Evolution of Structure and Properties in Optical Materials During Solution Processing

Abstract

Solution processing is a common first step in optoelectronic device fabrication, finding applications in everything from displays to solar cells, as it is inexpensive and flexible. Despite this widespread use, the method is often treated as a black box—materials are suspended in complex mixtures of solvents and additives to alter their properties, but these properties are generally evaluated after drying without knowledge of how they arose. While it has been observed that precursor inks often contain nanostructures that are affected by ink chemistry and in turn affect properties of the deposited film, our understanding of these effects is limited by the difficulty of studying materials in a solvated state. This dissertation addresses this challenge by adapting cryo-electron microscopy (cryo-EM)—a life sciences technique for studying hydrated biomolecules—to study solution-processed optical materials. A sample preparation protocol is developed for inks based in organic solvents, and an image processing technique known as single particle analysis is adapted to study the detailed structure of solvated particles in two and three dimensions.

These techniques are first applied to study solution-processed chalcogenide glasses (ChGs)—photonic materials of interest for their unique photoresponsive behaviors and high optical nonlinearities. By pairing cryo-EM with traditional microscopy and spectroscopy, the structure of arsenic (III) sulfide in amine solvents is determined, confirming two decades-old theories for the first time. The dependence of the shape and size of the ChG nanostructure on solvent choice and ink concentration is explored and explained in the context of a new dissolution model. Finally, these results are connected to material properties by employing nonlinear optical spectroscopy and an effective mass theory to show how solvent-dependent changes in local atomic structure influence two-photon absorption in films.

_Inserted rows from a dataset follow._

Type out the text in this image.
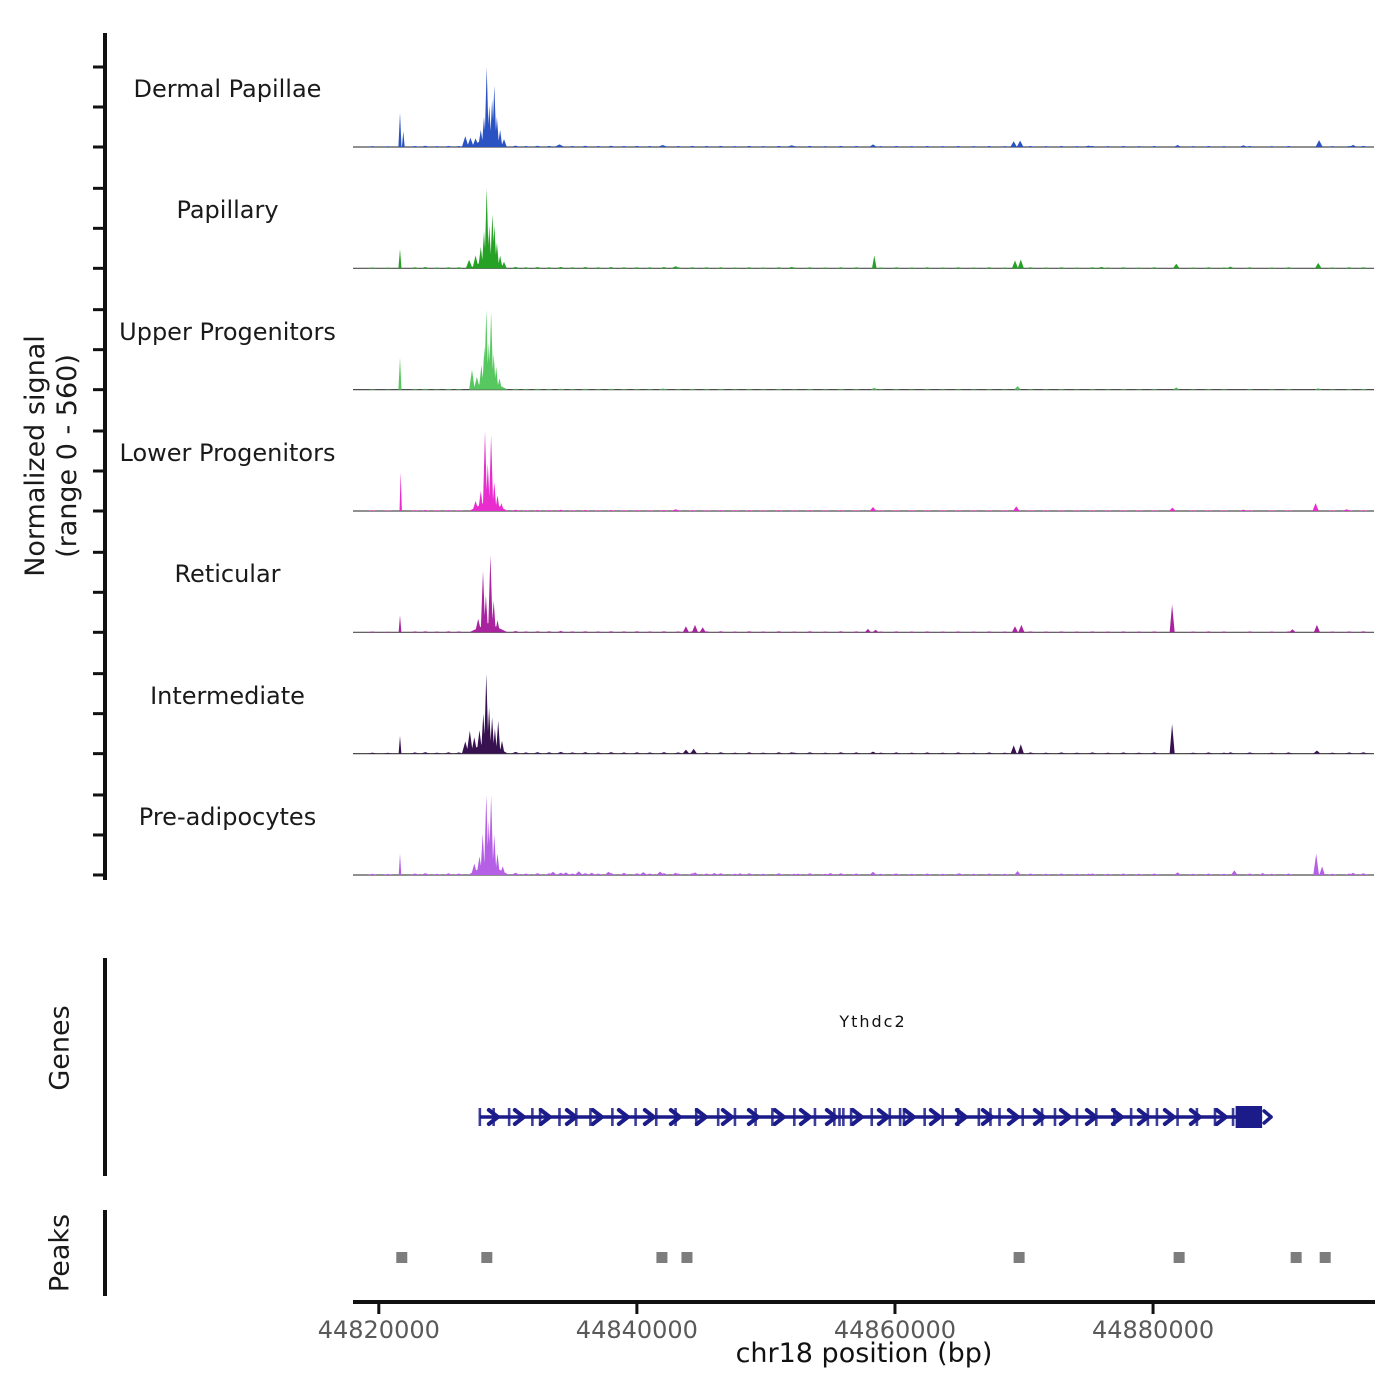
Normalized signal (range 0 - 560)
Genes
Peaks
Ythdc2
chr18 position (bp)
Dermal Papillae
Papillary
Upper Progenitors
Lower Progenitors
Reticular
Intermediate
Pre-adipocytes
44820000	44840000	44860000	44880000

Later, this methodology is extended to study another class of promising optical materials, metal halide perovskites. Cryo-EM is used to show that previously unidentified colloids in prototypical inks consist of a crystalline precursor phase and explore structural variations with ink chemistry. These results sheds new light on perovskite processing and demonstrate the value of these experimental and analytical techniques as generalized tools to study any solution-processed system.